Normaliter schrijf ik liver zelf mijn bijdragen. Maar dit is een big thing in bloggerland. Vandaar dat ik het maar even doorgeef.
By Nicholas Kristof
China seems to have blocked Internet access to the New York Times website. Anyone out there in China (not including Hong Kong or Macao) who is actually able to see this, without going through fakery such as a tunnel or proxy server? If so, where in China are you?
China regularly blocked the Times site until 2000. Then a group of Times editors met Jiang Zemin, then the president, and asked him why access was blocked. He said he’d look into it — and, voila! A few weeks later, it was unblocked for good. China is traditionally pretty aggressive about blocking Chinese-language sites but much less concerned about English sites like this one. The idea is that the only people who can read English are pretty sophisticated and are a minority and so the information is less destabilizing.

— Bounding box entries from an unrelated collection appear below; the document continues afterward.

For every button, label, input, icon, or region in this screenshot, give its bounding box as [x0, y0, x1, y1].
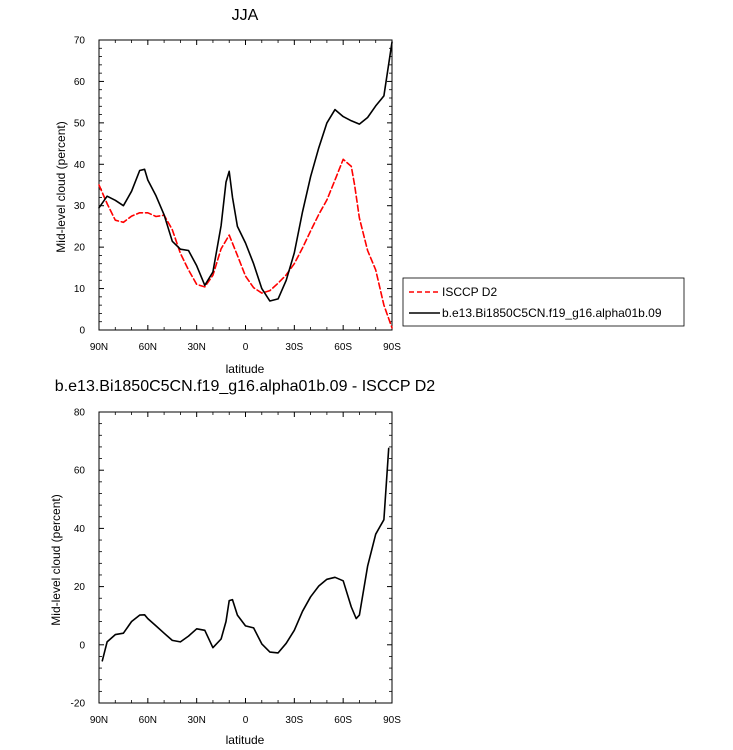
legend-box — [402, 277, 685, 327]
top-y-tick-label: 70 — [74, 36, 86, 47]
top-y-tick-label: 10 — [74, 284, 86, 295]
bottom-chart-title: b.e13.Bi1850C5CN.f19_g16.alpha01b.09 - I… — [55, 378, 436, 395]
bottom-x-axis-title: latitude — [226, 733, 265, 747]
bottom-plot: 90N 60N 30N 0 30S 60S 90S -20 0 20 40 60 80 — [71, 408, 402, 727]
top-y-tick-label: 60 — [74, 77, 86, 88]
top-chart-title: JJA — [232, 7, 259, 24]
top-x-tick-label: 60N — [139, 342, 157, 353]
bottom-y-tick-label: 20 — [74, 582, 86, 593]
bottom-y-tick-label: 80 — [74, 408, 86, 419]
top-y-axis-title: Mid-level cloud (percent) — [54, 121, 68, 252]
bottom-x-tick-label: 30N — [187, 715, 205, 726]
top-x-tick-label: 30N — [187, 342, 205, 353]
top-plot: 90N 60N 30N 0 30S 60S 90S 0 10 20 30 40 50 60 70 — [74, 36, 401, 354]
top-x-tick-label: 0 — [243, 342, 249, 353]
top-x-axis-title: latitude — [226, 362, 265, 376]
bottom-x-tick-label: 0 — [243, 715, 249, 726]
top-y-tick-label: 40 — [74, 160, 86, 171]
legend-label-isccp: ISCCP D2 — [442, 285, 497, 299]
bottom-y-tick-label: 40 — [74, 524, 86, 535]
top-x-tick-label: 90S — [383, 342, 401, 353]
bottom-x-tick-label: 90S — [383, 715, 401, 726]
top-y-tick-label: 20 — [74, 243, 86, 254]
top-x-tick-label: 90N — [90, 342, 108, 353]
top-y-tick-label: 0 — [79, 326, 85, 337]
bottom-x-tick-label: 30S — [285, 715, 303, 726]
top-x-tick-label: 60S — [334, 342, 352, 353]
bottom-series-line-0 — [101, 447, 390, 662]
top-series-line-1 — [98, 41, 393, 302]
bottom-y-tick-label: 0 — [79, 640, 85, 651]
bottom-y-tick-label: 60 — [74, 466, 86, 477]
top-y-tick-label: 50 — [74, 118, 86, 129]
bottom-y-axis-title: Mid-level cloud (percent) — [49, 494, 63, 625]
bottom-y-tick-label: -20 — [71, 699, 86, 710]
bottom-x-tick-label: 60N — [139, 715, 157, 726]
legend-label-model: b.e13.Bi1850C5CN.f19_g16.alpha01b.09 — [442, 306, 662, 320]
top-plot-frame — [98, 39, 393, 331]
top-x-tick-label: 30S — [285, 342, 303, 353]
bottom-plot-frame — [98, 411, 393, 704]
bottom-x-tick-label: 90N — [90, 715, 108, 726]
top-series-line-0 — [98, 158, 393, 329]
bottom-x-tick-label: 60S — [334, 715, 352, 726]
top-y-tick-label: 30 — [74, 201, 86, 212]
legend: ISCCP D2 b.e13.Bi1850C5CN.f19_g16.alpha0… — [402, 277, 685, 327]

It’s sad to see this happening almost exactly on the 30th anniversary of the December 1978 meeting where Deng Xiaoping pushed the Central Committee to take the new path of “gaige kaifang” — reform and opening. That was a landmark in 20th century history, and many of China’s top leaders (including Jiang Zemin, Hu Yaobang, Zhao Ziyang) expected political space to open up as the economy expanded. That has happened to some extent, with Internet chatrooms and the like. But the government today under Hu Jintao seems deeply worried about instability arising from economic woes and is clamping down in many areas. I’m afraid the blockage of this site is symptomatic of a broader tightening.
Any Chinese out there, perhaps not in China, what do you think?